Se questi erano gli obiettivi, lancio reiterato di bombe molotov contro i mezzi impiegati sia nel cantiere che le macchine di polizia e carabinieri e lo stesso personale possiamo anticipare già un primo aspetto, che le parole di Alberti a Savini, “l’obiettivo era di non far male a nessuno” sono smentite dalle stesse condotte che voi avete visto dagli stessi filmati, le dichiarazioni dei testi, ma più ancora le immagini dove si vedono gli assalitori che lanciano ordigni incendiari verso mezzi all’interno dei quali vi erano persone, poliziotti che sono costretti a retrocedere, gli alpini che dicono che gli è esplosa a pochi metri di distanza una bomba molotov tirata nella sua direzione, i carabinieri del cancello 4 e 5 e poi i lanci all’imbocco della galleria dove c’erano gli operai, che cercano di uscire e che vengono nuovamente fatti oggetto di lanci.

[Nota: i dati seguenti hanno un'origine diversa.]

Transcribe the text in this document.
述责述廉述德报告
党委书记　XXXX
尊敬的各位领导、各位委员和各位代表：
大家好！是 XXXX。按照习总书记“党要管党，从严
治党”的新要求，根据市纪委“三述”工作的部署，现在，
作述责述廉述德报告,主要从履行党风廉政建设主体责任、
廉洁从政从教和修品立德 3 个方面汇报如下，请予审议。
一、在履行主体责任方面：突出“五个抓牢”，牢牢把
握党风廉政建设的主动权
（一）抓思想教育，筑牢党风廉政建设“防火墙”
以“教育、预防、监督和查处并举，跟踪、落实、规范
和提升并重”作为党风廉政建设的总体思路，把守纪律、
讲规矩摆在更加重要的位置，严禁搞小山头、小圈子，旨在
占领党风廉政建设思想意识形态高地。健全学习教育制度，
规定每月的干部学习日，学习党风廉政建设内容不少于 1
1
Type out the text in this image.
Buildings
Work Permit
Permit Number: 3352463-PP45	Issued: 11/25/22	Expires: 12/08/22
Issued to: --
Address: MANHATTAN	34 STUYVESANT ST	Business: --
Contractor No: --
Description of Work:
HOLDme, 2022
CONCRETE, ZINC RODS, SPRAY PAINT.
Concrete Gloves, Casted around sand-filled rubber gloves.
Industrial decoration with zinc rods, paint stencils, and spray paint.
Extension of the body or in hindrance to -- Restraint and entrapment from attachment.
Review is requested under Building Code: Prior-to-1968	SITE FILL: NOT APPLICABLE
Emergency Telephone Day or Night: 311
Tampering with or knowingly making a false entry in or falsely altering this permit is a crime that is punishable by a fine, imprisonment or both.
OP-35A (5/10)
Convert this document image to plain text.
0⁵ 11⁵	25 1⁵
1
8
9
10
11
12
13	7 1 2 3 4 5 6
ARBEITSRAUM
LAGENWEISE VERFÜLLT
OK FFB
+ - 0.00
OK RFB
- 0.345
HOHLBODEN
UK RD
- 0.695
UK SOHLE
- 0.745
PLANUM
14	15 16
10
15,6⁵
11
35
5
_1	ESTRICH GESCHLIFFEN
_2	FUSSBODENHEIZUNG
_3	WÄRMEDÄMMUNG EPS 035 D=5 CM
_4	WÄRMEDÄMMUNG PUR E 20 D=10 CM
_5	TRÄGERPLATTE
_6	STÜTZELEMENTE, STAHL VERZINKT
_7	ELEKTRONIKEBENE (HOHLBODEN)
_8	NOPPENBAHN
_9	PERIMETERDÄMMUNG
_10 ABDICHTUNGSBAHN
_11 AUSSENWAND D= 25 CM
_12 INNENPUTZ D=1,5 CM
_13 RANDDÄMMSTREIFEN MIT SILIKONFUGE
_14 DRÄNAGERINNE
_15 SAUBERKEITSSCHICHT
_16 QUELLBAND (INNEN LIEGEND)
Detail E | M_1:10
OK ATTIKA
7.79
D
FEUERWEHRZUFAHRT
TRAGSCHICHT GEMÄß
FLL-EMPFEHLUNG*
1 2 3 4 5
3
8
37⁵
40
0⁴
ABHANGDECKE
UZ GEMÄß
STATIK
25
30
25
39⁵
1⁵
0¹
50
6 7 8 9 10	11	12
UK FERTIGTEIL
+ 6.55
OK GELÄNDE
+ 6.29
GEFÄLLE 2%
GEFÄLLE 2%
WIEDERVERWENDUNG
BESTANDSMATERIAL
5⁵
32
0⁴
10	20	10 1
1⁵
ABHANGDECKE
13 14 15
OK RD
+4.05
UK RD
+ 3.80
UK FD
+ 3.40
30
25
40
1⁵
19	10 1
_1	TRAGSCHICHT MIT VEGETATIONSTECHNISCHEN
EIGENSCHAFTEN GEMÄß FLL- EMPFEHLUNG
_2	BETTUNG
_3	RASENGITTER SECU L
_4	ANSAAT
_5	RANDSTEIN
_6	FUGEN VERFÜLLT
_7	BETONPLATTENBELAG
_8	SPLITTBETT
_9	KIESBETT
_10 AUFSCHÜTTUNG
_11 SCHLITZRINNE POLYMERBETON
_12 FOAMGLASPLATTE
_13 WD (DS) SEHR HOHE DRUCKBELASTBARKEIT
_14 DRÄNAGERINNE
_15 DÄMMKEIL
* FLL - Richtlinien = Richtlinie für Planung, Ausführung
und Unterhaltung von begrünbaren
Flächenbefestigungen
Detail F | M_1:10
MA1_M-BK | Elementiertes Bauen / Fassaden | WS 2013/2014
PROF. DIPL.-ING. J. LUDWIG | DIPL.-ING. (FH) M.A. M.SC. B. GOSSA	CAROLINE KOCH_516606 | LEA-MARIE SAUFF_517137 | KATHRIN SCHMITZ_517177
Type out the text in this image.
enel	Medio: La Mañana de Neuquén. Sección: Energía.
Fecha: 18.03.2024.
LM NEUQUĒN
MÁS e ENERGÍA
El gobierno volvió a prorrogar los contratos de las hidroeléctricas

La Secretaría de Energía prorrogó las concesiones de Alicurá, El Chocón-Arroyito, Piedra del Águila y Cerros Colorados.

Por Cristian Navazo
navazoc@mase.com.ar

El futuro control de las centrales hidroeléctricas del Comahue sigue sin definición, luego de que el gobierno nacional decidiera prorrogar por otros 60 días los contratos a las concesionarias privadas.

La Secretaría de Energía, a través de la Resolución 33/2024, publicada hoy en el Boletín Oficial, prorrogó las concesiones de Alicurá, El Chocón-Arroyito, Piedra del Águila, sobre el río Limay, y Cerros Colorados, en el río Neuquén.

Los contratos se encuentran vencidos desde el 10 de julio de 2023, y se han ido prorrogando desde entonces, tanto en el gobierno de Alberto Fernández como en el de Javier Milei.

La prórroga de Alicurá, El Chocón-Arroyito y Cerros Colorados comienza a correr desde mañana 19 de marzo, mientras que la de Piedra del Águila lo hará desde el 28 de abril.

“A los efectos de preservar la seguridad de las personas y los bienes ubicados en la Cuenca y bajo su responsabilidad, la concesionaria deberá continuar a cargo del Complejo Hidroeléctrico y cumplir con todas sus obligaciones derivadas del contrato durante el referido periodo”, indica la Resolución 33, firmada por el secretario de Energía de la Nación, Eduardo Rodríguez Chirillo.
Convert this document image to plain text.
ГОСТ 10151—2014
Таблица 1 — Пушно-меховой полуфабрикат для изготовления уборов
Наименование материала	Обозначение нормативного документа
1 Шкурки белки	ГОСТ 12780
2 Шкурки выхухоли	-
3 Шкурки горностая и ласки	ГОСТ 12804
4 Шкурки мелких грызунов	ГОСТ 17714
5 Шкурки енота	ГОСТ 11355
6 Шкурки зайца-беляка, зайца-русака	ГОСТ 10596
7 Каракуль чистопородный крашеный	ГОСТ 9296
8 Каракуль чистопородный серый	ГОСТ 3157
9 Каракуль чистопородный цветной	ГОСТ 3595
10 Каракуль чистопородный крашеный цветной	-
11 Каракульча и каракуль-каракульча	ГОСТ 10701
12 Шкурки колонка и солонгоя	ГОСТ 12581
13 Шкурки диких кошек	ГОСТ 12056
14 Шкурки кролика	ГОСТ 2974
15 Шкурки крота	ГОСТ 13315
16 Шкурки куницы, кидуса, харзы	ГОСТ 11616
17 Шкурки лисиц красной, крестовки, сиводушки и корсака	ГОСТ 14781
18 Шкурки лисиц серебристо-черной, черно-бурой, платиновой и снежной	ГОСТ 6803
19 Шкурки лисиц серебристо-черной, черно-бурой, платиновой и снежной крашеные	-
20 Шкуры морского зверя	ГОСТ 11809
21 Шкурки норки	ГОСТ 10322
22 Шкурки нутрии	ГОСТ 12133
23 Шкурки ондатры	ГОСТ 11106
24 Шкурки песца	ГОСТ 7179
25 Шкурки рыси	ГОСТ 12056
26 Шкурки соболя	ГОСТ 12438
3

Questo nutrito lancio di bottiglie in queste varie direzioni, i fumi che a causa di questi lanci hanno completamente invaso il tunnel geognostico, hanno sicuramente messo a repentaglio l’integrità fisica e la salute di queste persone.  Ma quando si parla di scaricare un intero arsenale, come ci dice alberti nella nota ambientale, mi pare si dimostri che chi quella sera ha operato ha operato con l’intenzione di utilizzare armi micidiali e da guerra e con un duplice obiettivo, quindi, ripeto: danneggiare tutto il materiale all’interno del cantiere in quel sito e colpire le persone che lavoravano, non ha altre giustificazioni. Se si vuole manifestare contro quell’opera non è necessario andare con molotov o razzi artigianali e sparare razzi anche di segnalazione tirati ad altezza d’uomo.  Quindi ribadisco, se l’intento fosse stato esternare la mera contraddittorietà con la volontà di danneggiare qualche struttura ci sarebbe stato anche un altro modo di operare, avrebbero potuto attaccare un altro punto del cantiere e senza mettere a rischio la possibilità di essere individuati, tra l’altro… conoscendo perfettamente il perimetro avrebbero potuto andare a fare l’attacco da un’altra parte. Perché viene scelto il cantiere 8 bis per penetrare nel cantiere? Perché da quel punto si poteva colpire i mezzi che operavano all’esterno e nelle adiacenze della galleria. L’attacco doveva e si voleva che venisse portato proprio al cuore dell’opera, quello che interessa è il cunicolo esplorativo, non interessa danneggiare le reti, il taglio delle reti o della concertina è minimale, deve essere un attacco emblematico ,si attacca uno dei punti vitali del cantiere: il tunnel di base. E questo ce lo dimostrano sia le intercettazioni ambientali che avevano una conoscenza dettagliata, è durata mesi la preparazione ,sapevano esattamente dove muoversi, come agire, un attacco con metodo da guerriglia, sono parole che trovano riscontro in dati di fatto.  Il blocco di tutti i cancelli, non è un dato da sottovalutare nell’ambito operativo di questa condotta: il blocco di tutti i cancelli ha un suo preciso significato operativo dal punto di vista di guerriglia, si vuole impedire che le fdo possano fuori uscire nel momento in cui avviene l’attacco.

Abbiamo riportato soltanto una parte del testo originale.